Re: Analytics on Hash Arrays
by akuk (Beadle) on Jun 24, 2015 at 14:07 UTC

    Hi Requirements are not clear enough. But I can help you in making prototype of Hash of Arrays from the above data.

    #!/usr/bin/perl use strict; use warnings; my $file = "File_Path"; open FH, $file, or die "Can't open $file $!\n"; my %hash = (); while(<FH>){ my @array = split(/ +/, $_); $hash{$array[0]}{$array[1]}{$array[2]} = $array[3]; } print Data::Dumper(%hash); # Hash array created in the format # server01: => {2015-06-23T21:58:05-05:00 => FC_IO_BY_R = #13,550,785}

    Now you have a hash with you, if you want to subtract the previous value, you might have to use offset. Might be you have to save previous value in a file or somewhere in database. I hope it helps!!

      Thanks for the help. Let me try to clarify what I am trying to achieve..

      while(<DATA>){ next unless /\w/; my($server,$datetime,$metric,$value) = (split)[0,1,2,3]; my $ddhh = substr $datetime,0,16; my $dd = substr $datetime,0,10; $h{$dd }{$metric}{max} = $value; # How can I assign Maximum val +ue within the group $dd and $metric ? $h{$dd }{$metric}{min} = $value; # How can I assign Maximum val +ue within the group $dd and $metric ? $m{$ddhh }{$metric}{max} = $value; # How can I assign Maximum val +ue within the group $ddhh and $metric ? $m{$ddhh }{$metric}{min} = $value; # How can I assign Maximum val +ue within the group $ddhh and $metric ? }

      I can't use file or database to store, I mean I can't leverage anything outside perl program. My idea my be worst, I am very new to perl, please help..

        See the ternaryconditional operator for one solution.

        $max = ($x < $max) ? $max : $x; # similar for min

        or the postfix if:

        $max = $x if ($x > $max);

        Update: you may also want to pay attention to the initial value if it is not defined. Your min value may always be 0 unless you have minimum values that are less than the default value for undef.

        --MidLifeXis

Re: Analytics on Hash Arrays
by Anonymous Monk on Jun 24, 2015 at 13:55 UTC

    Please show the code you've tried - How do I post a question effectively? Normally, PerlMonks is not a code writing service, and the more effort you put into asking a question, the more help you get.

    You said before "I am working DBA for more than 12 Years, I can meet this requirement in no time if this was in SQL." At the very least, could you describe how you would solve this requirement in SQL?

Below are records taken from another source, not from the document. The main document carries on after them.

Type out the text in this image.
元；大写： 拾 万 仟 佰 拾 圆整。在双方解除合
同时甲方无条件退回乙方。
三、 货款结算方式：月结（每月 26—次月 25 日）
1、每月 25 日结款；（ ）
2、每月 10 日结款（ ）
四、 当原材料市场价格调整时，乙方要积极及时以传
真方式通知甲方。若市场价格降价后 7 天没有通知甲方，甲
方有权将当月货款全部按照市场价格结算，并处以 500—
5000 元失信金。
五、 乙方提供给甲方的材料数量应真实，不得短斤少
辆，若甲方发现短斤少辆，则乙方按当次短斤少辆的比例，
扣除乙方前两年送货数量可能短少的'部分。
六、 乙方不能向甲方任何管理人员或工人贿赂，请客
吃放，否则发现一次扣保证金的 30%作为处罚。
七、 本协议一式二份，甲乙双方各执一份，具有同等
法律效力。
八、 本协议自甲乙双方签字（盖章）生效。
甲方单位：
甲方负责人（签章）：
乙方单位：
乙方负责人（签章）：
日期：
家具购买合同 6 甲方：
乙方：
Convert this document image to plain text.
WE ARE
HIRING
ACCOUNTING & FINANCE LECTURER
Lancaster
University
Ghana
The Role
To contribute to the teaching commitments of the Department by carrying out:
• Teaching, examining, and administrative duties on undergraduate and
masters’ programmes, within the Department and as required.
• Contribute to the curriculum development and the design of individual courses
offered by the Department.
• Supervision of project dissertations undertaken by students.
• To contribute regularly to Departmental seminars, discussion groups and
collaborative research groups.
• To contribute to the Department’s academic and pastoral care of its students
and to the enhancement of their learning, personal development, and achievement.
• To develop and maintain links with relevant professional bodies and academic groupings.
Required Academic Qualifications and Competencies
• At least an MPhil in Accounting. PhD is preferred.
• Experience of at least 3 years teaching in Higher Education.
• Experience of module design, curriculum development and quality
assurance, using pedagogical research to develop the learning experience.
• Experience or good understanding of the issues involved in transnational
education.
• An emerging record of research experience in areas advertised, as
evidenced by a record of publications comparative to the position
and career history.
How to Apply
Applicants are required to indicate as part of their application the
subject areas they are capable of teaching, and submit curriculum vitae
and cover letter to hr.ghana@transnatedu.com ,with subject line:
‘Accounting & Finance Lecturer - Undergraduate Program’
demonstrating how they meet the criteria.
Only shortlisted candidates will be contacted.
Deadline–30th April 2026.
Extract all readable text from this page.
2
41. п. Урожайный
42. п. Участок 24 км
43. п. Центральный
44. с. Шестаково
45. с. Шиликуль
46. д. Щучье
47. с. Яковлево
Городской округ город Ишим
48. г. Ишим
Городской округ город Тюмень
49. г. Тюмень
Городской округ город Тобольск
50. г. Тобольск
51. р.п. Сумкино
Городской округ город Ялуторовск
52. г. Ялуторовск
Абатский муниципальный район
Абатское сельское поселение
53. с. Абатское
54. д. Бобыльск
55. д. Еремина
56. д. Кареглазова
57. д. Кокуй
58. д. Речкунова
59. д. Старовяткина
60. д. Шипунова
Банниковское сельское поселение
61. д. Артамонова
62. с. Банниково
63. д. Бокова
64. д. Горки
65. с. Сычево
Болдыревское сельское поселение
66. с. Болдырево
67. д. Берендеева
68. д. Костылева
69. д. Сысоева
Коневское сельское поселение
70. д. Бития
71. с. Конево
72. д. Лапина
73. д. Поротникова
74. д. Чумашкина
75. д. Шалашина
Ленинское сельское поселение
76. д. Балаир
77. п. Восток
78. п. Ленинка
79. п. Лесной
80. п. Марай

      In SQL, using Analytical function would meet requirement. Something as shown below

      value-lag(value) over (order by CollectionTime,metric)

      My problem is with assigning the value for Hash key defined as Time in this case, and then Subtract it from latest value to the oldest value.

      No idea how to do it in perl, some hint or suggestions would be very helpful to me.

Re: Analytics on Hash Arrays
by Anonymous Monk on Jun 24, 2015 at 13:50 UTC
    Can you tell me the budget you have for me to do this job?